Immigration reform has now been back burnered until 2010, leaving many Latino immigrants and their families in limbo if not peril.  (The Hispanic American Village is fully aware that Latinos’ position on immigration, especially the undocumented, is in no way monolithic, but we feel it fair to assume that most Latinos would agree that no Latino workers should be singled out for heavy-handed treatment, including harsh and underpaid working conditions, deportations that sever family ties, peremptory incarcerations, etc., and that vigorous measures must be taken by government authorities to stem the rising tide of hate crimes against Latino immigrants.) 

Obama broke a campaign promise and did not seek to overhaul NAFTA at a recent meeting among U.S., Canadian and Mexican heads of state.  NAFTA, comprised of the three North American countries, since its inception, in 1994, has contributed considerably to the further impoverishment of campesinos and low-skilled working Mexicans, and, as a consequence, until our own economy imploded, drove many of them north to work as “illegals.”

The recession has hit Latinos really hard.  In August, Hispanic unemployment reached 13%, over 3% higher than the national average.  The Pew Hispanic Center reports that 1 in 10 Latinos has missed at least 1 mortgage payment within the past few months.  At the same time, in a glimmer of optimism, while Latinos have seen their overall gains in home ownership erased by the flood of foreclosures, the rate of home ownership among foreign born Latinos has not yet dipped.

Also on the plus side, Latino buying power continues to surge.  The Florida Sun Sentinel reports predictions that Latino consumer purchases will reach 10% of the U.S. total by 2013.

Perhaps more than others, but still as a thickening thread in the fiber of this “American” community, Latinos’ fate rests with the rate and success of full economic recovery, especially in those industries where Latino job losses have been greatest—construction, hotels and restaurants. 

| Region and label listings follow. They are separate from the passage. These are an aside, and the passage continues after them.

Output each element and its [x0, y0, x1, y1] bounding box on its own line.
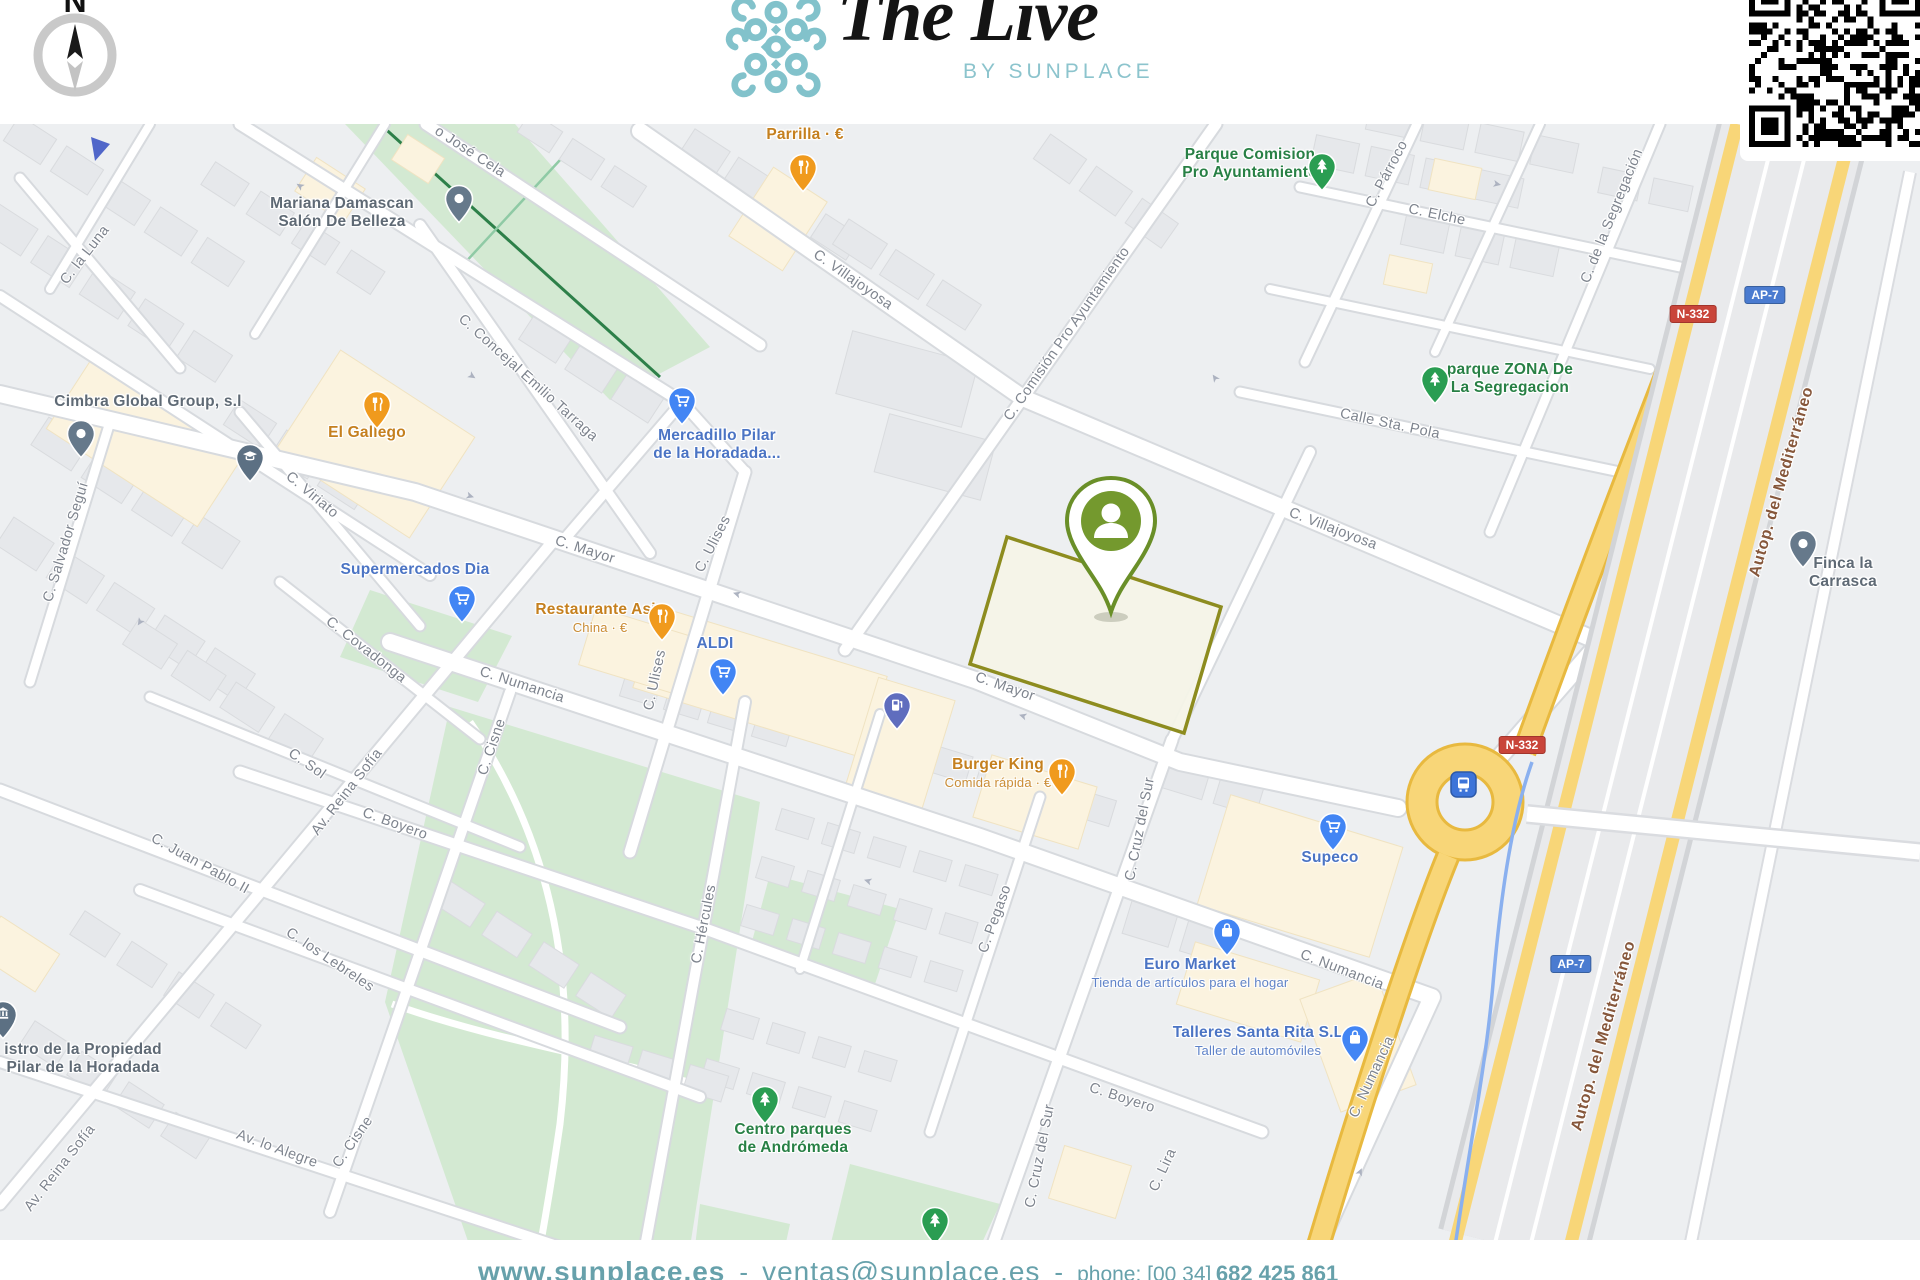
- poi-label-parque-comision: Parque Comision Pro Ayuntamiento: [1182, 146, 1318, 182]
- street-label-jose-cela: o José Cela: [432, 123, 509, 181]
- poi-pin-centro-parques: [750, 1085, 780, 1130]
- street-label-concejal: C. Concejal Emilio Tarraga: [455, 311, 601, 445]
- poi-label-euro-market: Euro MarketTienda de artículos para el h…: [1092, 956, 1289, 992]
- street-label-sol: C. Sol: [285, 745, 328, 782]
- street-label-cisne-2: C. Cisne: [330, 1113, 377, 1170]
- street-label-covadonga: C. Covadonga: [323, 614, 410, 687]
- poi-subtitle-restaurante-asia: China · €: [535, 619, 664, 637]
- pin-fuel-station: [882, 691, 912, 736]
- bag-pin-icon: [1212, 917, 1242, 957]
- route-badge-n332-a: N-332: [1670, 305, 1717, 323]
- bus-icon: [1450, 771, 1477, 798]
- street-label-la-luna: C. la Luna: [57, 222, 113, 287]
- map-label-overlay: o José CelaC. la LunaC. Salvador SeguíC.…: [0, 124, 1920, 1240]
- route-badge-n332-b: N-332: [1499, 736, 1546, 754]
- street-label-numancia-1: C. Numancia: [478, 664, 567, 706]
- poi-subtitle-burger-king: Comida rápida · €: [945, 774, 1052, 792]
- route-badge-ap7-b: AP-7: [1550, 955, 1591, 973]
- bag-pin-icon: [1340, 1024, 1370, 1064]
- street-label-lebreles: C. los Lebreles: [283, 925, 377, 996]
- poi-pin-parque-comision: [1307, 152, 1337, 197]
- poi-pin-parrilla: [788, 153, 818, 198]
- website-link[interactable]: www.sunplace.es: [478, 1256, 725, 1280]
- logo-title: The Live: [837, 0, 1098, 59]
- restaurant-pin-icon: [788, 153, 818, 193]
- compass-icon: N: [15, 0, 135, 110]
- restaurant-pin-icon: [362, 390, 392, 430]
- logo: The Live BY SUNPLACE: [725, 0, 1205, 124]
- person-pin-icon: [1065, 476, 1157, 624]
- contact-line: www.sunplace.es-ventas@sunplace.es-phone…: [478, 1256, 1338, 1280]
- poi-label-parrilla: Parrilla · €: [766, 126, 843, 144]
- poi-pin-parque-zona: [1420, 365, 1450, 410]
- poi-pin-mariana: [444, 184, 474, 229]
- poi-pin-supermercados-dia: [447, 584, 477, 629]
- street-label-viriato: C. Viriato: [283, 469, 342, 522]
- street-label-boyero-2: C. Boyero: [1087, 1080, 1157, 1116]
- email-link[interactable]: ventas@sunplace.es: [762, 1256, 1040, 1280]
- bank-pin-icon: [0, 1000, 18, 1040]
- logo-ornament-icon: [725, 0, 827, 98]
- poi-label-mariana: Mariana Damascan Salón De Belleza: [270, 195, 414, 231]
- road-direction-arrow: ➤: [731, 586, 744, 601]
- logo-subtitle: BY SUNPLACE: [963, 60, 1154, 84]
- poi-pin-restaurante-asia: [647, 602, 677, 647]
- street-label-cisne-1: C. Cisne: [475, 717, 509, 778]
- separator: -: [739, 1257, 748, 1280]
- street-label-juan-pablo: C. Juan Pablo II: [148, 830, 252, 897]
- street-label-mayor-1: C. Mayor: [553, 533, 617, 567]
- poi-pin-supeco: [1318, 812, 1348, 857]
- separator: -: [1054, 1257, 1063, 1280]
- road-direction-arrow: ➤: [465, 368, 480, 384]
- street-label-lira: C. Lira: [1146, 1146, 1180, 1194]
- cart-pin-icon: [667, 386, 697, 426]
- poi-label-restaurante-asia: Restaurante AsiaChina · €: [535, 601, 664, 637]
- street-label-villajoyosa-2: C. Villajoyosa: [1287, 505, 1380, 553]
- road-direction-arrow: ➤: [132, 615, 148, 630]
- poi-pin-talleres: [1340, 1024, 1370, 1069]
- street-label-boyero-1: C. Boyero: [360, 805, 429, 843]
- restaurant-pin-icon: [1047, 757, 1077, 797]
- poi-label-burger-king: Burger KingComida rápida · €: [945, 756, 1052, 792]
- poi-pin-finca: [1788, 529, 1818, 574]
- road-direction-arrow: ➤: [1017, 708, 1030, 723]
- road-direction-arrow: ➤: [293, 178, 308, 194]
- street-label-cruz-2: C. Cruz del Sur: [1022, 1103, 1058, 1209]
- poi-label-registro: istro de la Propiedad Pilar de la Horada…: [4, 1041, 162, 1077]
- qr-code: [1740, 0, 1920, 161]
- poi-subtitle-euro-market: Tienda de artículos para el hogar: [1092, 974, 1289, 992]
- pin-education: [235, 443, 265, 488]
- street-label-hercules: C. Hércules: [688, 883, 719, 965]
- fuel-pin-icon: [882, 691, 912, 731]
- poi-pin-euro-market: [1212, 917, 1242, 962]
- poi-label-mercadillo: Mercadillo Pilar de la Horadada...: [653, 427, 780, 463]
- poi-pin-aldi: [708, 657, 738, 702]
- poi-label-cimbra: Cimbra Global Group, s.l: [54, 393, 241, 411]
- road-direction-arrow: ➤: [1352, 1165, 1368, 1179]
- road-direction-arrow: ➤: [862, 873, 875, 888]
- street-label-ulises-1: C. Ulises: [692, 513, 734, 575]
- street-label-cruz-1: C. Cruz del Sur: [1122, 776, 1158, 882]
- tree-pin-icon: [750, 1085, 780, 1125]
- street-label-comision: C. Comisión Pro Ayuntamiento: [1001, 244, 1134, 424]
- pin-partial-pin: [87, 135, 113, 168]
- street-label-reina-sofia-2: Av. Reina Sofía: [21, 1122, 99, 1215]
- poi-label-talleres: Talleres Santa Rita S.LTaller de automóv…: [1173, 1024, 1344, 1060]
- poi-pin-mercadillo: [667, 386, 697, 431]
- header: N: [0, 0, 1920, 124]
- street-label-numancia-2: C. Numancia: [1298, 947, 1386, 994]
- poi-pin-el-gallego: [362, 390, 392, 435]
- street-label-segregacion: C. de la Segregación: [1578, 147, 1647, 286]
- street-label-ulises-2: C. Ulises: [641, 648, 669, 712]
- phone-number: 682 425 861: [1216, 1261, 1338, 1280]
- cart-pin-icon: [447, 584, 477, 624]
- street-label-alegre: Av. lo Alegre: [234, 1127, 320, 1171]
- poi-subtitle-talleres: Taller de automóviles: [1173, 1042, 1344, 1060]
- dot-pin-icon: [444, 184, 474, 224]
- street-label-mayor-2: C. Mayor: [973, 669, 1037, 704]
- dot-pin-icon: [66, 419, 96, 459]
- street-label-salvador-segui: C. Salvador Seguí: [40, 480, 92, 604]
- cap-pin-icon: [235, 443, 265, 483]
- restaurant-pin-icon: [647, 602, 677, 642]
- street-label-sta-pola: Calle Sta. Pola: [1338, 406, 1441, 443]
- poi-pin-registro: [0, 1000, 18, 1045]
- street-label-pegaso: C. Pegaso: [975, 883, 1014, 955]
- poi-label-aldi: ALDI: [697, 635, 734, 653]
- footer: www.sunplace.es-ventas@sunplace.es-phone…: [0, 1240, 1920, 1280]
- road-direction-arrow: ➤: [1207, 370, 1223, 385]
- pin-transit-stop: [1450, 771, 1477, 803]
- tree-pin-icon: [1420, 365, 1450, 405]
- partial-pin-icon: [87, 135, 113, 163]
- poi-pin-burger-king: [1047, 757, 1077, 802]
- map: o José CelaC. la LunaC. Salvador SeguíC.…: [0, 124, 1920, 1240]
- street-label-parroco: C. Párroco: [1363, 138, 1412, 210]
- property-location-marker: [1065, 476, 1157, 629]
- street-label-villajoyosa-1: C. Villajoyosa: [810, 247, 896, 314]
- poi-label-supermercados-dia: Supermercados Dia: [341, 561, 490, 579]
- flyer-page: o José CelaC. la LunaC. Salvador SeguíC.…: [0, 0, 1920, 1280]
- tree-pin-icon: [1307, 152, 1337, 192]
- cart-pin-icon: [708, 657, 738, 697]
- route-badge-ap7-a: AP-7: [1744, 286, 1785, 304]
- street-label-elche: C. Elche: [1407, 201, 1467, 229]
- dot-pin-icon: [1788, 529, 1818, 569]
- cart-pin-icon: [1318, 812, 1348, 852]
- poi-label-parque-zona: parque ZONA De La Segregacion: [1447, 361, 1573, 397]
- phone-label: phone: [00 34]: [1077, 1263, 1211, 1280]
- road-direction-arrow: ➤: [464, 488, 477, 503]
- road-direction-arrow: ➤: [1491, 177, 1503, 192]
- poi-pin-cimbra: [66, 419, 96, 464]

But in the meanwhile let’s use the month to commemorate with pride the struggle against discrimination and for equal rights of La Raza, of Nuyoricans; at the organizing  victories and political muscle of MALDEF, PRLDEF (now Latino Justice) and the United Farmworkers Union, and at the waves of immigrants, not just from Mexico, but  Colombians, Salvadorans, Cubans, Guatemalans, and so many more--many of them fleeing horrific situations in their home countries--who have made new, successful lives for themselves and educated their children while contributing to that ill-defined but powerfully palpable Latino identity.